Other collaborations will research the complex issue of copyright and generative AI in creative and cultural industries, including the impact of generative AI on writing novels, exploring the creation and ownership of AI-generated sounds, and examining the impact of generative AI in publishing.

AHRC Executive Chair Professor Christopher Smith said: “The impact of AI can already be felt in many areas of our lives. It will transform our jobs and livelihoods, and impact on areas as diverse as education, policing and the creative industries. It is vital that we ensure its responsible development and use.

“The BRAID fellowships announced today will play an invaluable role informing the practice and tools crucial to ensuring this transformative technology is used responsibly to provide benefits for all of society.”

Project leads at the University of Edinburgh said the Fellowships will support the creation of an AI ecosystem which will enable researchers and industry and public sector leaders to develop a deeper understanding of AI and its challenges and opportunities.  

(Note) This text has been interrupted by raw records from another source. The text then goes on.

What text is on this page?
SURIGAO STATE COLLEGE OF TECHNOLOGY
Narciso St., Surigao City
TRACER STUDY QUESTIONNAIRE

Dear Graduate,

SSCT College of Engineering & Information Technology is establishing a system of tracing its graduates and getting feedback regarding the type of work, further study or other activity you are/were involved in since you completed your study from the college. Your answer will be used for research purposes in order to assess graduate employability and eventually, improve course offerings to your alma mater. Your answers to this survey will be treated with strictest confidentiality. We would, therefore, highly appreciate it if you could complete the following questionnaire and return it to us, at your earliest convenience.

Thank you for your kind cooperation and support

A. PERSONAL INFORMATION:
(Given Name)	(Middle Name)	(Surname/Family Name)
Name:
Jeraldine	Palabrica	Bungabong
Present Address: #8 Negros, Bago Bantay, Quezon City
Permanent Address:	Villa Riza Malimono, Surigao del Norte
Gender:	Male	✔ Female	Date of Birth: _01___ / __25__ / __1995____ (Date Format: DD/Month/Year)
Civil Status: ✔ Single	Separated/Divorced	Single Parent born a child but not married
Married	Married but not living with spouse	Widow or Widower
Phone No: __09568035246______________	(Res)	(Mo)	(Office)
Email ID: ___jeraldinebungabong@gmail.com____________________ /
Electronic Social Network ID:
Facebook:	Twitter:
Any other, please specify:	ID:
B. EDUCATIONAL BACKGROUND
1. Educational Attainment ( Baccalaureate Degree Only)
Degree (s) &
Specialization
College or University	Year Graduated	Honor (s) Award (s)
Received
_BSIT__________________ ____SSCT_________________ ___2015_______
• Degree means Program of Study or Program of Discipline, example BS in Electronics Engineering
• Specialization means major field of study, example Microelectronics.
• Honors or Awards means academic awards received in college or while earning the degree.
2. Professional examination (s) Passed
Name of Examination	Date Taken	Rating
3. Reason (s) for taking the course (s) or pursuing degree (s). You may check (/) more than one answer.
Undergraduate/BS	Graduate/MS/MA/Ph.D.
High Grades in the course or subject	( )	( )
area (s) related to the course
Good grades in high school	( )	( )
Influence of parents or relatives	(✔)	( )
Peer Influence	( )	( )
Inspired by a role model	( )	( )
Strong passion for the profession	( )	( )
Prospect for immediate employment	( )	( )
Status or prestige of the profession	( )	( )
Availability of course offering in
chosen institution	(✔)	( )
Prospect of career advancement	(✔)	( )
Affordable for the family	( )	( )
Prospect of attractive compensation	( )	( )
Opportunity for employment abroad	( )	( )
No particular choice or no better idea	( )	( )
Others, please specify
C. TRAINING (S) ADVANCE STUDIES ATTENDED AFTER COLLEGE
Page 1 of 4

BRAID Co-director Professor Ewa Luger, Chair in Human-Data Interaction at Edinburgh College of Art, said: “The 17 Fellowships offer opportunities for deeper relationships and joint impact, moving towards a genuine embedding of arts and humanities knowledge within how we think about, develop and deploy AI in practice and in the world.

"It is our hope that with these connections, and working towards common challenges across sectors and diverse communities, we will take substantial strides towards a more responsible AI ecosystem."

BRAID Co-director Professor Shannon Vallor, Baillie Gifford Chair in the Ethics of Data and Artificial Intelligence at the Edinburgh Futures Institute (EFI), said: “We are reaching a critical point in society where businesses and the public sector recognise that deploying AI systems safely and responsibly requires new kinds of knowledge and expertise, which can be challenging to access - the BRAID fellowships aim to bring together researchers with industry and the public sector to help bridge that divide between technical capability and the knowledge of how to use it wisely and well, to ensure that the benefits of AI are realised for the good of us all."